From 1 July 2024, the Fair Work Commission will raise the high income threshold in unfair dismissal claims from $175,000 to $183,100. The compensation cap is also increasing, up from $87,500 to $91,550. These figures are not just abstract legal benchmarks, they carry significant implications for payroll, HR and executive decision makers.
This annual adjustment, mandated by the Fair Work Regulations, is underpinned by data from the Australian Bureau of Statistics on average weekly ordinary time earnings.
This is not a minor update buried in legal fine print. For payroll professionals, it’s another reminder that compliance is dynamic, not static. Employers often overlook that eligibility for unfair dismissal is not just tied to income. Employees covered by a modern award or enterprise agreement may qualify regardless of what they earn.
The salary cap is climbing faster than wages, pulling more executive roles into the jurisdiction of unfair dismissal laws. In practical terms, it means senior managers who once sat outside these protections may now be eligible to bring claims.
For payroll departments, particularly those tasked with generating data for executive remuneration or managing terminations, this is a timely call to action. Systems must be updated to reflect the new threshold. Position descriptions and employment contracts may need review to reflect changes in eligibility for legal recourse. Risk management protocols tied to offboarding should be examined closely.
It’s also worth noting that the Albanese government has linked this threshold to its forthcoming restriction on non-compete clauses. Employees earning under the high-income threshold, soon to be $183,100, will be protected from such contractual restrictions, reshaping post employment obligations and enforceability.
For payroll professionals, this reinforces the need to understand the broader legal and strategic environment. As Tracy Angwin writes in Profit from Payroll, “Payroll is not just a button you press. It is a high risk, high responsibility function that requires deep technical and compliance expertise.”

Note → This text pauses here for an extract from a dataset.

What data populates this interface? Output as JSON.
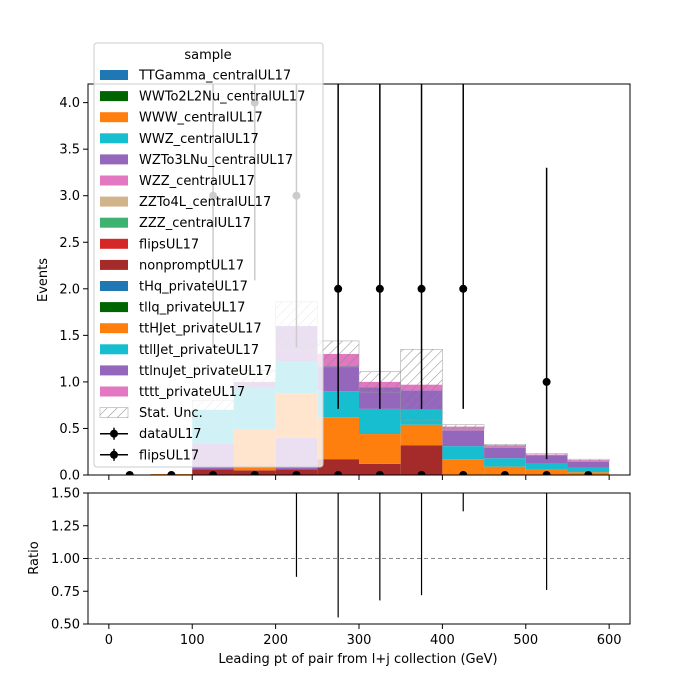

The impact of these changes cannot be overstated. They affect your organisation’s exposure to legal claims, the way termination decisions are made, and the employment instruments you rely on. In a climate where Fair Work has become more proactive and where fines for non-compliance are increasingly punitive, this is not the time to ‘set and forget’.
Instead, use this change as a trigger to review your payroll governance. Reassess compliance frameworks, review delegations and approvals, and ensure that all terminations are handled with a thorough understanding of employee entitlements and legal standing. The cost of overlooking the implications may be far higher than you expect.